In this problem, we have a beam of light consisting of two wavelengths $$\lambda_1 = 7000~\mathop A\limits^o$$ and $$\lambda_2 = 5500~\mathop A\limits^o$$. We are given the distance between the slits $$d = 2.5 \mathrm{~mm}$$ and the distance between the plane of the slits and the screen $$L = 150 \mathrm{~cm}$$. Our goal is to find the least distance from the central fringe where the bright fringes due to both wavelengths coincide.

First, let's convert the wavelengths and distances to meters:

$$\lambda_1 = 7 \times 10^{-7} \mathrm{~m}$$ $$\lambda_2 = 5.5 \times 10^{-7} \mathrm{~m}$$ $$d = 2.5 \times 10^{-3} \mathrm{~m}$$ $$L = 1.5 \mathrm{~m}$$

The fringe width $$\beta$$ for a single wavelength is given by:

$$\beta = \frac{\lambda D}{d}$$

Now, let's consider the condition for the bright fringes due to both wavelengths to coincide.
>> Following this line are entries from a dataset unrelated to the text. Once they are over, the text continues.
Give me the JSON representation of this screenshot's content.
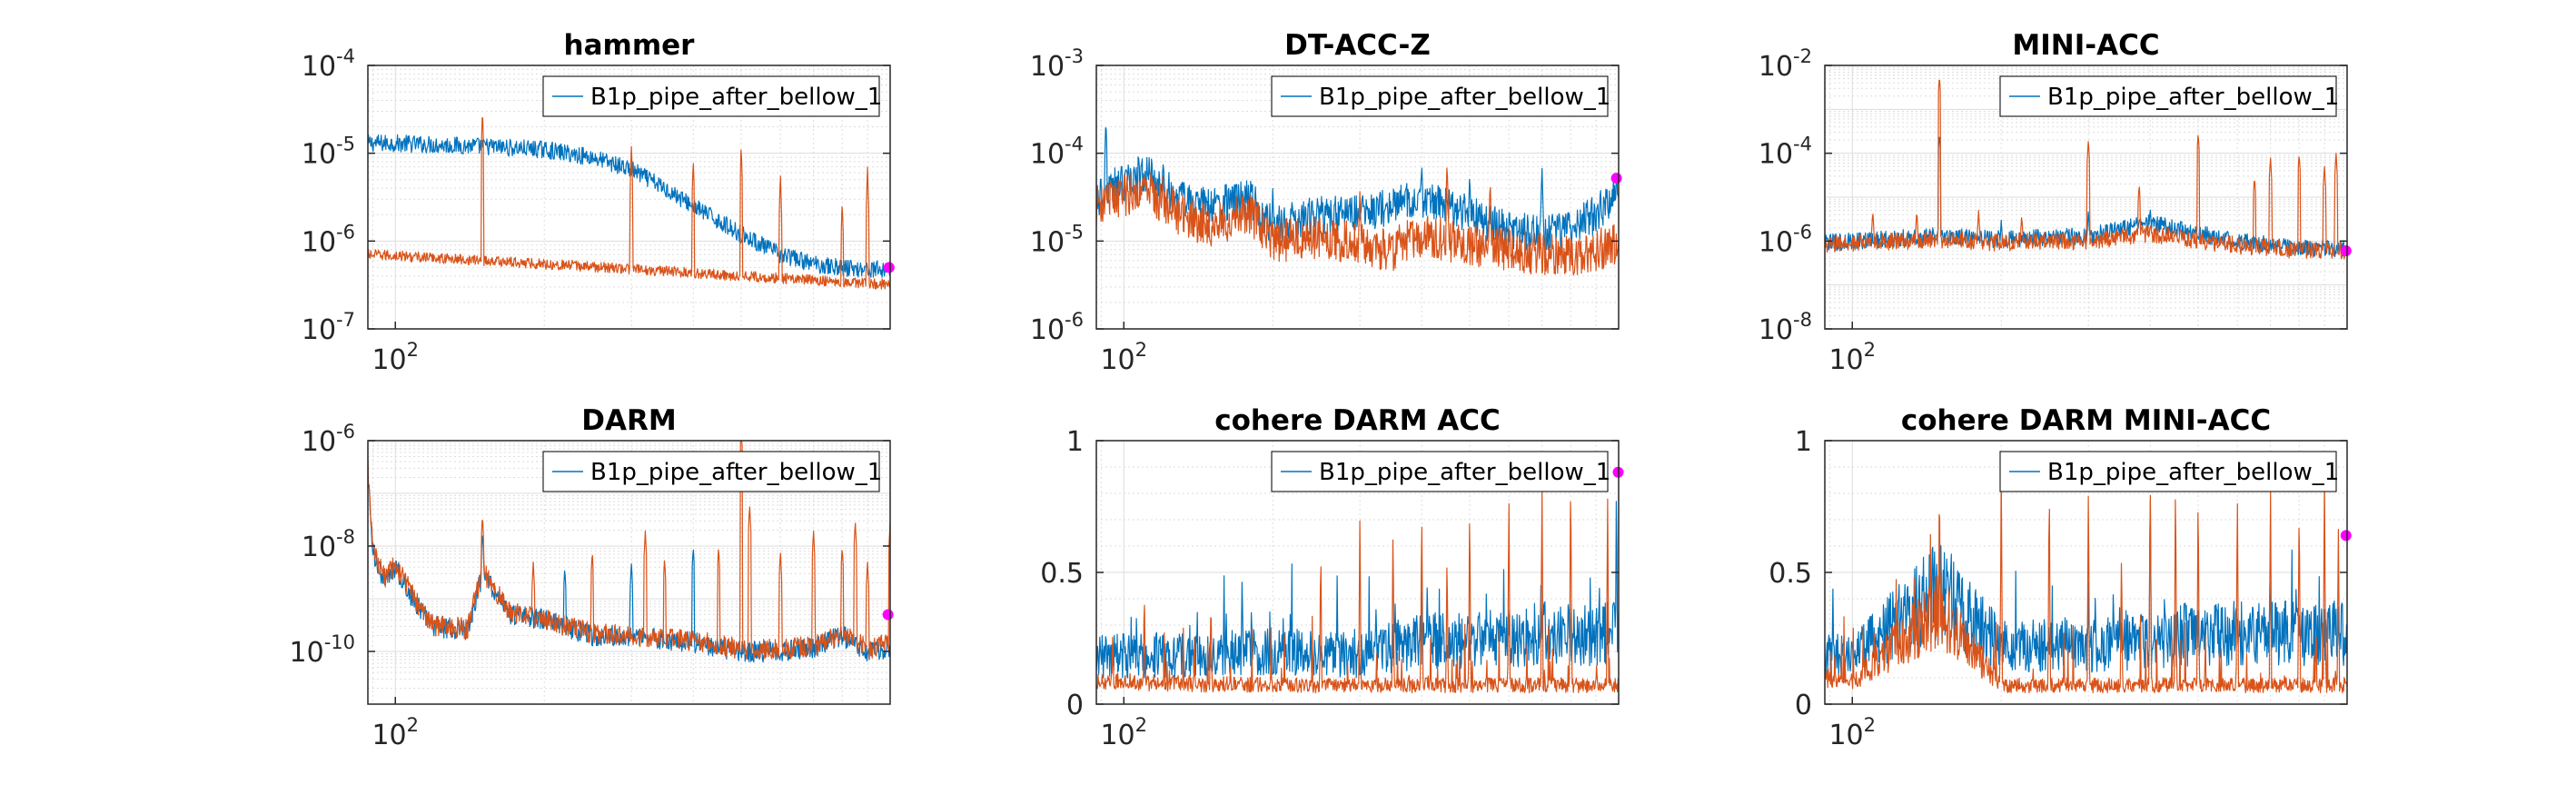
{
  "figure": {
    "colors": {
      "series1": "#0072BD",
      "series2": "#D95319",
      "marker": "#FF00FF",
      "grid": "#dddddd",
      "axis": "#262626"
    }
  },
  "chart_data": [
    {
      "type": "line",
      "title": "hammer",
      "xscale": "log",
      "yscale": "log",
      "xlim": [
        88,
        1000
      ],
      "ylim": [
        1e-07,
        0.0001
      ],
      "yticks": [
        1e-07,
        1e-06,
        1e-05,
        0.0001
      ],
      "ytick_labels": [
        {
          "base": "10",
          "exp": "-7"
        },
        {
          "base": "10",
          "exp": "-6"
        },
        {
          "base": "10",
          "exp": "-5"
        },
        {
          "base": "10",
          "exp": "-4"
        }
      ],
      "xtick_labels": [
        {
          "value": 100,
          "base": "10",
          "exp": "2"
        }
      ],
      "grid": true,
      "legend": {
        "location": "top-right",
        "entries": [
          "B1p_pipe_after_bellow_1"
        ]
      },
      "series": [
        {
          "name": "B1p_pipe_after_bellow_1",
          "color": "#0072BD",
          "x": [
            88,
            100,
            120,
            150,
            200,
            250,
            300,
            350,
            400,
            500,
            600,
            700,
            800,
            900,
            1000
          ],
          "y": [
            1.3e-05,
            1.3e-05,
            1.25e-05,
            1.2e-05,
            1.1e-05,
            9e-06,
            6.5e-06,
            4e-06,
            2.5e-06,
            1.2e-06,
            7e-07,
            5.5e-07,
            5e-07,
            4.8e-07,
            4.7e-07
          ],
          "noise": 0.1,
          "peaks": []
        },
        {
          "color": "#D95319",
          "x": [
            88,
            100,
            150,
            200,
            300,
            500,
            700,
            1000
          ],
          "y": [
            7e-07,
            6.8e-07,
            6e-07,
            5.5e-07,
            4.8e-07,
            4e-07,
            3.6e-07,
            3.2e-07
          ],
          "noise": 0.06,
          "peaks": [
            [
              120,
              7e-07
            ],
            [
              150,
              3.3e-05
            ],
            [
              300,
              1.3e-05
            ],
            [
              400,
              9e-06
            ],
            [
              500,
              1.3e-05
            ],
            [
              600,
              6e-06
            ],
            [
              800,
              3e-06
            ],
            [
              900,
              7e-06
            ]
          ]
        }
      ],
      "marker": {
        "x": 995,
        "y": 5e-07
      }
    },
    {
      "type": "line",
      "title": "DT-ACC-Z",
      "xscale": "log",
      "yscale": "log",
      "xlim": [
        88,
        1000
      ],
      "ylim": [
        1e-06,
        0.001
      ],
      "yticks": [
        1e-06,
        1e-05,
        0.0001,
        0.001
      ],
      "ytick_labels": [
        {
          "base": "10",
          "exp": "-6"
        },
        {
          "base": "10",
          "exp": "-5"
        },
        {
          "base": "10",
          "exp": "-4"
        },
        {
          "base": "10",
          "exp": "-3"
        }
      ],
      "xtick_labels": [
        {
          "value": 100,
          "base": "10",
          "exp": "2"
        }
      ],
      "grid": true,
      "legend": {
        "location": "top-right",
        "entries": [
          "B1p_pipe_after_bellow_1"
        ]
      },
      "series": [
        {
          "name": "B1p_pipe_after_bellow_1",
          "color": "#0072BD",
          "x": [
            88,
            95,
            110,
            130,
            150,
            180,
            200,
            250,
            300,
            350,
            400,
            500,
            600,
            700,
            800,
            900,
            1000
          ],
          "y": [
            3e-05,
            4e-05,
            6e-05,
            3e-05,
            2.5e-05,
            3e-05,
            1.5e-05,
            2e-05,
            2e-05,
            2.5e-05,
            3e-05,
            2e-05,
            1.3e-05,
            1.2e-05,
            1.4e-05,
            2e-05,
            4e-05
          ],
          "noise": 0.22,
          "peaks": [
            [
              92,
              0.00025
            ],
            [
              120,
              8e-05
            ],
            [
              200,
              4e-05
            ],
            [
              400,
              8e-05
            ],
            [
              500,
              6e-05
            ],
            [
              700,
              7e-05
            ]
          ]
        },
        {
          "color": "#D95319",
          "x": [
            88,
            95,
            110,
            130,
            150,
            180,
            200,
            250,
            300,
            350,
            400,
            500,
            600,
            700,
            800,
            900,
            1000
          ],
          "y": [
            2.5e-05,
            3e-05,
            4e-05,
            2e-05,
            1.5e-05,
            2e-05,
            1e-05,
            1.1e-05,
            9e-06,
            8e-06,
            1.2e-05,
            9e-06,
            8e-06,
            7e-06,
            7e-06,
            8e-06,
            9e-06
          ],
          "noise": 0.25,
          "peaks": [
            [
              120,
              6e-05
            ],
            [
              300,
              4e-05
            ],
            [
              450,
              8e-05
            ],
            [
              550,
              5e-05
            ]
          ]
        }
      ],
      "marker": {
        "x": 990,
        "y": 5.2e-05
      }
    },
    {
      "type": "line",
      "title": "MINI-ACC",
      "xscale": "log",
      "yscale": "log",
      "xlim": [
        88,
        1000
      ],
      "ylim": [
        1e-08,
        0.01
      ],
      "yticks": [
        1e-08,
        1e-06,
        0.0001,
        0.01
      ],
      "ytick_labels": [
        {
          "base": "10",
          "exp": "-8"
        },
        {
          "base": "10",
          "exp": "-6"
        },
        {
          "base": "10",
          "exp": "-4"
        },
        {
          "base": "10",
          "exp": "-2"
        }
      ],
      "xtick_labels": [
        {
          "value": 100,
          "base": "10",
          "exp": "2"
        }
      ],
      "grid": true,
      "legend": {
        "location": "top-right",
        "entries": [
          "B1p_pipe_after_bellow_1"
        ]
      },
      "series": [
        {
          "name": "B1p_pipe_after_bellow_1",
          "color": "#0072BD",
          "x": [
            88,
            100,
            130,
            150,
            200,
            250,
            300,
            400,
            500,
            600,
            700,
            800,
            900,
            1000
          ],
          "y": [
            9e-07,
            1e-06,
            1.2e-06,
            1.3e-06,
            1.1e-06,
            1.2e-06,
            1.3e-06,
            2.5e-06,
            1.5e-06,
            1e-06,
            8e-07,
            7e-07,
            7e-07,
            7e-07
          ],
          "noise": 0.2,
          "peaks": [
            [
              150,
              0.0003
            ],
            [
              200,
              3e-06
            ],
            [
              300,
              5e-06
            ],
            [
              400,
              6e-06
            ],
            [
              460,
              2e-06
            ]
          ]
        },
        {
          "color": "#D95319",
          "x": [
            88,
            100,
            130,
            150,
            200,
            250,
            300,
            400,
            500,
            600,
            700,
            800,
            900,
            1000
          ],
          "y": [
            8e-07,
            9e-07,
            1e-06,
            1.1e-06,
            9e-07,
            1e-06,
            1e-06,
            1.5e-06,
            1e-06,
            8e-07,
            7e-07,
            6e-07,
            6e-07,
            6e-07
          ],
          "noise": 0.2,
          "peaks": [
            [
              110,
              5e-06
            ],
            [
              135,
              5e-06
            ],
            [
              150,
              0.006
            ],
            [
              180,
              5e-06
            ],
            [
              220,
              4e-06
            ],
            [
              300,
              0.0002
            ],
            [
              380,
              2e-05
            ],
            [
              500,
              0.0003
            ],
            [
              650,
              3e-05
            ],
            [
              700,
              8e-05
            ],
            [
              800,
              0.0001
            ],
            [
              900,
              5e-05
            ],
            [
              950,
              0.0001
            ]
          ]
        }
      ],
      "marker": {
        "x": 995,
        "y": 6e-07
      }
    },
    {
      "type": "line",
      "title": "DARM",
      "xscale": "log",
      "yscale": "log",
      "xlim": [
        88,
        1000
      ],
      "ylim": [
        1e-11,
        1e-06
      ],
      "yticks": [
        1e-10,
        1e-08,
        1e-06
      ],
      "ytick_labels": [
        {
          "base": "10",
          "exp": "-10"
        },
        {
          "base": "10",
          "exp": "-8"
        },
        {
          "base": "10",
          "exp": "-6"
        }
      ],
      "xtick_labels": [
        {
          "value": 100,
          "base": "10",
          "exp": "2"
        }
      ],
      "grid": true,
      "legend": {
        "location": "top-right",
        "entries": [
          "B1p_pipe_after_bellow_1"
        ]
      },
      "series": [
        {
          "name": "B1p_pipe_after_bellow_1",
          "color": "#0072BD",
          "x": [
            88,
            90,
            95,
            100,
            110,
            120,
            140,
            150,
            170,
            200,
            250,
            300,
            400,
            500,
            600,
            700,
            800,
            900,
            1000
          ],
          "y": [
            3e-07,
            8e-09,
            2e-09,
            4e-09,
            8e-10,
            3e-10,
            2.5e-10,
            3e-09,
            5e-10,
            4e-10,
            2e-10,
            2e-10,
            1.5e-10,
            1e-10,
            1e-10,
            1.2e-10,
            2e-10,
            1e-10,
            1.2e-10
          ],
          "noise": 0.2,
          "peaks": [
            [
              150,
              2e-08
            ],
            [
              220,
              4e-09
            ],
            [
              300,
              5e-09
            ],
            [
              400,
              1e-08
            ]
          ]
        },
        {
          "color": "#D95319",
          "x": [
            88,
            90,
            95,
            100,
            110,
            120,
            140,
            150,
            170,
            200,
            250,
            300,
            400,
            500,
            600,
            700,
            800,
            900,
            1000
          ],
          "y": [
            3.5e-07,
            9e-09,
            2.5e-09,
            4.5e-09,
            9e-10,
            3e-10,
            2.8e-10,
            3.5e-09,
            5.5e-10,
            4e-10,
            2.2e-10,
            2e-10,
            1.6e-10,
            1.1e-10,
            1.1e-10,
            1.3e-10,
            2.2e-10,
            1.1e-10,
            1.5e-10
          ],
          "noise": 0.2,
          "peaks": [
            [
              150,
              4e-08
            ],
            [
              190,
              5e-09
            ],
            [
              250,
              8e-09
            ],
            [
              320,
              2e-08
            ],
            [
              350,
              6e-09
            ],
            [
              450,
              1e-08
            ],
            [
              500,
              2e-06
            ],
            [
              520,
              6e-08
            ],
            [
              600,
              8e-09
            ],
            [
              700,
              2e-08
            ],
            [
              800,
              1e-08
            ],
            [
              850,
              3e-08
            ],
            [
              900,
              5e-09
            ],
            [
              1000,
              3e-08
            ]
          ]
        }
      ],
      "marker": {
        "x": 990,
        "y": 5e-10
      }
    },
    {
      "type": "line",
      "title": "cohere DARM ACC",
      "xscale": "log",
      "yscale": "linear",
      "xlim": [
        88,
        1000
      ],
      "ylim": [
        0,
        1
      ],
      "yticks": [
        0,
        0.5,
        1
      ],
      "ytick_labels": [
        {
          "text": "0"
        },
        {
          "text": "0.5"
        },
        {
          "text": "1"
        }
      ],
      "xtick_labels": [
        {
          "value": 100,
          "base": "10",
          "exp": "2"
        }
      ],
      "grid": true,
      "legend": {
        "location": "top-right",
        "entries": [
          "B1p_pipe_after_bellow_1"
        ]
      },
      "series": [
        {
          "name": "B1p_pipe_after_bellow_1",
          "color": "#0072BD",
          "x": [
            88,
            100,
            150,
            200,
            300,
            400,
            500,
            600,
            700,
            800,
            900,
            1000
          ],
          "y": [
            0.15,
            0.15,
            0.15,
            0.17,
            0.15,
            0.2,
            0.2,
            0.2,
            0.22,
            0.22,
            0.22,
            0.22
          ],
          "noise": 0.7,
          "peaks": [
            [
              990,
              0.88
            ]
          ]
        },
        {
          "color": "#D95319",
          "x": [
            88,
            100,
            200,
            400,
            600,
            800,
            1000
          ],
          "y": [
            0.08,
            0.07,
            0.06,
            0.06,
            0.06,
            0.06,
            0.06
          ],
          "noise": 0.6,
          "peaks": [
            [
              95,
              0.3
            ],
            [
              110,
              0.45
            ],
            [
              150,
              0.42
            ],
            [
              250,
              0.62
            ],
            [
              300,
              0.75
            ],
            [
              350,
              0.7
            ],
            [
              400,
              0.78
            ],
            [
              450,
              0.6
            ],
            [
              500,
              0.8
            ],
            [
              600,
              0.82
            ],
            [
              700,
              0.85
            ],
            [
              800,
              0.92
            ],
            [
              950,
              0.78
            ]
          ]
        }
      ],
      "marker": {
        "x": 998,
        "y": 0.88
      }
    },
    {
      "type": "line",
      "title": "cohere DARM MINI-ACC",
      "xscale": "log",
      "yscale": "linear",
      "xlim": [
        88,
        1000
      ],
      "ylim": [
        0,
        1
      ],
      "yticks": [
        0,
        0.5,
        1
      ],
      "ytick_labels": [
        {
          "text": "0"
        },
        {
          "text": "0.5"
        },
        {
          "text": "1"
        }
      ],
      "xtick_labels": [
        {
          "value": 100,
          "base": "10",
          "exp": "2"
        }
      ],
      "grid": true,
      "legend": {
        "location": "top-right",
        "entries": [
          "B1p_pipe_after_bellow_1"
        ]
      },
      "series": [
        {
          "name": "B1p_pipe_after_bellow_1",
          "color": "#0072BD",
          "x": [
            88,
            100,
            150,
            200,
            300,
            400,
            500,
            600,
            700,
            800,
            900,
            1000
          ],
          "y": [
            0.15,
            0.15,
            0.35,
            0.18,
            0.18,
            0.2,
            0.22,
            0.22,
            0.22,
            0.22,
            0.22,
            0.22
          ],
          "noise": 0.7,
          "peaks": [
            [
              150,
              0.55
            ],
            [
              300,
              0.5
            ],
            [
              400,
              0.9
            ]
          ]
        },
        {
          "color": "#D95319",
          "x": [
            88,
            100,
            150,
            200,
            400,
            600,
            800,
            1000
          ],
          "y": [
            0.08,
            0.07,
            0.3,
            0.06,
            0.06,
            0.06,
            0.06,
            0.06
          ],
          "noise": 0.6,
          "peaks": [
            [
              150,
              0.92
            ],
            [
              200,
              0.9
            ],
            [
              250,
              0.88
            ],
            [
              300,
              0.85
            ],
            [
              350,
              0.6
            ],
            [
              400,
              0.92
            ],
            [
              450,
              0.9
            ],
            [
              500,
              0.85
            ],
            [
              600,
              0.82
            ],
            [
              700,
              0.84
            ],
            [
              800,
              0.8
            ],
            [
              900,
              0.88
            ],
            [
              960,
              0.7
            ]
          ]
        }
      ],
      "marker": {
        "x": 995,
        "y": 0.64
      }
    }
  ]
}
Let the $$n^{\text{th}}$$ bright fringe of $$\lambda_1$$ match with the $$m^{\text{th}}$$ bright fringe of $$\lambda_2$$. In this case, we have:

$$n \beta_1 = m \beta_2$$

Substituting the expression for fringe width, we get:

$$n \frac{\lambda_1 L}{d} = m \frac{\lambda_2 L}{d}$$

Simplifying, we get:

$$\frac{n}{m} = \frac{\lambda_2}{\lambda_1} = \frac{11}{14}$$

The least values of $$n$$ and $$m$$ that satisfy this condition are $$n = 11$$ and $$m = 14$$.

Now, let's find the position $$y$$ of the coincident bright fringe on the screen:

$$y = n \beta_1 = n \frac{\lambda_1 L}{d} = \frac{11 \times 7 \times 10^{-7} \mathrm{~m} \times 1.5 \mathrm{~m}}{2.5 \times 10^{-3} \mathrm{~m}}$$

$$y = k \times 10^{-5} \mathrm{~m}$$

Calculating the value of $$k$$:

$$k = \frac{11 \times 7 \times 10^{-7} \mathrm{~m} \times 1.5 \mathrm{~m}}{2.5 \times 10^{-3} \mathrm{~m} \times 10^{-5} \mathrm{~m}} = 462$$

So, the least distance from the central fringe where the bright fringes due to both wavelengths coincide is $$462 \times 10^{-5} \mathrm{~m}$$.